According to the FAO, there are 7,745 local animal breeds in the world, of which 26% are classified as being at risk of extinction. Just 7% are considered not at risk, while 67% are of unknown risk status. In Europe, half of the breeds in existence at the start of the 20th century have now vanished.
When a breed dies out, it is lost forever. This loss is enormous, and not just in terms of genetics, because each breed reflects a story, an ecosystem, a culture, a food craft, a gastronomic tradition, an economy.
Slow Food catalogues breeds at risk of extinction in the Ark of Taste and works to safeguard them with the Presidia.
To save local breeds, it is essential to promote and add value to the foods made from their milk or meat, including cheeses and fresh or cured meats.
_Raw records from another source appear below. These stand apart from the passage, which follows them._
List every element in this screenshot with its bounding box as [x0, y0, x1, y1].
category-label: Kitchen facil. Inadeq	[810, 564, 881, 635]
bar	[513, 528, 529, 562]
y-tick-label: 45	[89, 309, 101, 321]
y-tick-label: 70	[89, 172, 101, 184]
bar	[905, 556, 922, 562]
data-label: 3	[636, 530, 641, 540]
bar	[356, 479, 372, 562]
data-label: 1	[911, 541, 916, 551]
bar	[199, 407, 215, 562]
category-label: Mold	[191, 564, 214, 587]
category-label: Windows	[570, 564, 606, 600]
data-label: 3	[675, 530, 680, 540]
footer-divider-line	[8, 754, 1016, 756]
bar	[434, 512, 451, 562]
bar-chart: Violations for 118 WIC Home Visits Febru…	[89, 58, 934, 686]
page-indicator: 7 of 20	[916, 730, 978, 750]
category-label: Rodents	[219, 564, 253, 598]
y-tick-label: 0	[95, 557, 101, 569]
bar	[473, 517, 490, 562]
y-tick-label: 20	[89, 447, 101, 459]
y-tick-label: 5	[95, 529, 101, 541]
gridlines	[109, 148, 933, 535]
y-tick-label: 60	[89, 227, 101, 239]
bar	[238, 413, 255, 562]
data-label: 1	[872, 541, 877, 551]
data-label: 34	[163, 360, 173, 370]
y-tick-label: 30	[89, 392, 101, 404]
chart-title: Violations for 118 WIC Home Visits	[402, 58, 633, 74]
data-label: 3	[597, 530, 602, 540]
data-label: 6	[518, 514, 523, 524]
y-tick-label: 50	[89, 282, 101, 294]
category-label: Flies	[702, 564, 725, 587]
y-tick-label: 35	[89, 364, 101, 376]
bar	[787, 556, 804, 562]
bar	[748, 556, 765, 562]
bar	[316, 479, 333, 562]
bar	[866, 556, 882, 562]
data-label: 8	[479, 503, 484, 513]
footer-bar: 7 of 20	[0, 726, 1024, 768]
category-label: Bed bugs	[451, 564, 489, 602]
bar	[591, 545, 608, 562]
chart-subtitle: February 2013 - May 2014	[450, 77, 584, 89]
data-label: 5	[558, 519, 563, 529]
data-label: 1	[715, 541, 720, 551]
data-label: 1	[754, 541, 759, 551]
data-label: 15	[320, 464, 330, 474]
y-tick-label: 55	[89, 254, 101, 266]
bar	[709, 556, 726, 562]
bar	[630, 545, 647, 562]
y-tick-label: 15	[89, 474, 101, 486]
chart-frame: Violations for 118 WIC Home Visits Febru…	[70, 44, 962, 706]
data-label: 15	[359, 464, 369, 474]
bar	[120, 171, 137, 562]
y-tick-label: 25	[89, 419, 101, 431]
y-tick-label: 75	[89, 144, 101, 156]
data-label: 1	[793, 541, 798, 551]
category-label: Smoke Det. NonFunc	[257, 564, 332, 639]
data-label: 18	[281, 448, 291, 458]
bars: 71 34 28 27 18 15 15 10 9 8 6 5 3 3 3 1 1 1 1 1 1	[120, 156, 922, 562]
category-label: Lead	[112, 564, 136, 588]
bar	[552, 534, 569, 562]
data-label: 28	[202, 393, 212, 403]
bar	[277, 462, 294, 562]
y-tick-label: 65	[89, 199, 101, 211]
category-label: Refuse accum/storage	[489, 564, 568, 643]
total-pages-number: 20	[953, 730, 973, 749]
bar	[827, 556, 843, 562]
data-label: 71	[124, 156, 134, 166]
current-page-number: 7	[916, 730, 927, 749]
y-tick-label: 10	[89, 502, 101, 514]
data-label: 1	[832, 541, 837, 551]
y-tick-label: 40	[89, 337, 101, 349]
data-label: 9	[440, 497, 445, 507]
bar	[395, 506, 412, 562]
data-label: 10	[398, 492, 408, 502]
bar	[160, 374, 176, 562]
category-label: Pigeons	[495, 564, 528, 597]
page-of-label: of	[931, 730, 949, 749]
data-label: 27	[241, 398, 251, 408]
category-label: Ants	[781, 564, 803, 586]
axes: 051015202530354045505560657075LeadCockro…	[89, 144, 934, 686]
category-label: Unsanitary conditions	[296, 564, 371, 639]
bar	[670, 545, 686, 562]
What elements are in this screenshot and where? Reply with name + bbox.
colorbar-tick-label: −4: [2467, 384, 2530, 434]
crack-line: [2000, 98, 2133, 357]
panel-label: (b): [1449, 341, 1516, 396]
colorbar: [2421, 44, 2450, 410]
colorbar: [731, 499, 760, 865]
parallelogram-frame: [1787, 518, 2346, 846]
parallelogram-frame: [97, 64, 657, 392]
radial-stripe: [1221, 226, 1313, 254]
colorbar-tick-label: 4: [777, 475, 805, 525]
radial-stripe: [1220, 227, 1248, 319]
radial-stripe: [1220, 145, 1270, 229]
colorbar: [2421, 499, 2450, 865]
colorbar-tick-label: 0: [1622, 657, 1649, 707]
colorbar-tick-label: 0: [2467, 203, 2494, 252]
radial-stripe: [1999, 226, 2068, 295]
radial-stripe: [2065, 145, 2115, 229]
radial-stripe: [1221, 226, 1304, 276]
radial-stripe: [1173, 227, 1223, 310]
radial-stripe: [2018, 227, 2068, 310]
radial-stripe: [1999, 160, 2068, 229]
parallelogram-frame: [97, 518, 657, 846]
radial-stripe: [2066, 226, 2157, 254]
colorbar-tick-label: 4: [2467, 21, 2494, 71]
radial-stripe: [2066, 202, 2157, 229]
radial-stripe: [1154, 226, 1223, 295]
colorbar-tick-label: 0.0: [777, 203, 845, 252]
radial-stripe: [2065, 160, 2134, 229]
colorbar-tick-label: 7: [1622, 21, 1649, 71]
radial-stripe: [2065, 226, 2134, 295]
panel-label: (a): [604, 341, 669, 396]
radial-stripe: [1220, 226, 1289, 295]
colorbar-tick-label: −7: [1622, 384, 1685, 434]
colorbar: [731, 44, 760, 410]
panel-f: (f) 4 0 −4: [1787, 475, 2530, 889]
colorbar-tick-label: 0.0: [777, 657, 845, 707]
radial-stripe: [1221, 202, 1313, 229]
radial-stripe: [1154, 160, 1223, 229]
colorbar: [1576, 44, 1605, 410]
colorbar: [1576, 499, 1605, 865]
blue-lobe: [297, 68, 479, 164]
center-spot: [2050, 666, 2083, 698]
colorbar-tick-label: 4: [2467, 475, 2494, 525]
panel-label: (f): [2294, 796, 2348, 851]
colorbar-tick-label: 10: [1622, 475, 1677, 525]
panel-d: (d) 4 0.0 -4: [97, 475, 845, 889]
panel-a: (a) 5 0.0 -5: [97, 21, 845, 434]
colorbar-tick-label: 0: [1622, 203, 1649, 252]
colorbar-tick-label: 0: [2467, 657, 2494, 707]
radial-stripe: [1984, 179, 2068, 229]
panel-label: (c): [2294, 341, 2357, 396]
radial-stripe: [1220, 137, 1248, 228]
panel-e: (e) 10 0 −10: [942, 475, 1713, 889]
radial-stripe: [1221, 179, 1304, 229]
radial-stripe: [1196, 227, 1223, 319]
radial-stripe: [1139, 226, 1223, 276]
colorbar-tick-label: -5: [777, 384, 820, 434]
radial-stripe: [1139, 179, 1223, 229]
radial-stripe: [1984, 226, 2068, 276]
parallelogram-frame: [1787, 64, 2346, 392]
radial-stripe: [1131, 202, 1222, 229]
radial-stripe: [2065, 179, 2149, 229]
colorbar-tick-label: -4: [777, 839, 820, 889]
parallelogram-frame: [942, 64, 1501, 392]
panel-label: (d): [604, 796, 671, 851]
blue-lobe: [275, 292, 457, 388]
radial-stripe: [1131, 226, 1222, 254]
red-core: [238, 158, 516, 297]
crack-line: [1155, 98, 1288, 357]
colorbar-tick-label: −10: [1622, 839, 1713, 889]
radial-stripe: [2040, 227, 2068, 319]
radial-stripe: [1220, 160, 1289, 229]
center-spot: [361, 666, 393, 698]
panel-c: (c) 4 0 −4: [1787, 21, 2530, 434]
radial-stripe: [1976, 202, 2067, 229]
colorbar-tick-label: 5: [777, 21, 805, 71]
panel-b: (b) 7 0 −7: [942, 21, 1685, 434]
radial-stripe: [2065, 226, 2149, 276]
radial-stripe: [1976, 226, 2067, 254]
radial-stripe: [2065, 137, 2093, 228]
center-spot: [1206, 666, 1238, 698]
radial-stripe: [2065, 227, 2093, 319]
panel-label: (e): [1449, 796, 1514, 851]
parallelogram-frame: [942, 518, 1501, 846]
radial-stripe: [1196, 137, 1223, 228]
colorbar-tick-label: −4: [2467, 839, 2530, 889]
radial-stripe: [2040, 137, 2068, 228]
This is perhaps the only way to ensure that farming them remains profitable and that the number of animals stops declining.
Why is it important to save local breeds?
- Because over time they have adapted to different climates and habitats, to remote and hostile environments—arid, cold, swampy—and marginal areas, where the presence of humans actually helps protect the environment.
- Because the genetic heritage of local breeds can be useful for research and for selecting hardier, more resistant More genetically diverse animal populations are also less susceptible to large-scale epidemics. Some local breeds are much more resistant to certain diseases than are selected breeds (also known as international or commercial breeds). West Africa’s n’dama cattle, for example, can tolerate the fever spread by tsetse flies, and the Vicentina sheep, of which only a hundred are left (in the 19th century the Asiago plateau was home to over 200,000) is the only sheep breed resistant to scrapie, a form of spongiform encephalopathy caused by a similar agent to BSE (mad cow disease).
- Because local breeds, if farmed sustainably in their local areas, provide milk and meat of high quality for the production of cheeses and cured meats. Native cattle, for example, produce less milk than commercial breeds, but their milk tends to have a higher level of fats and casein, which are important for producing quality cheeses.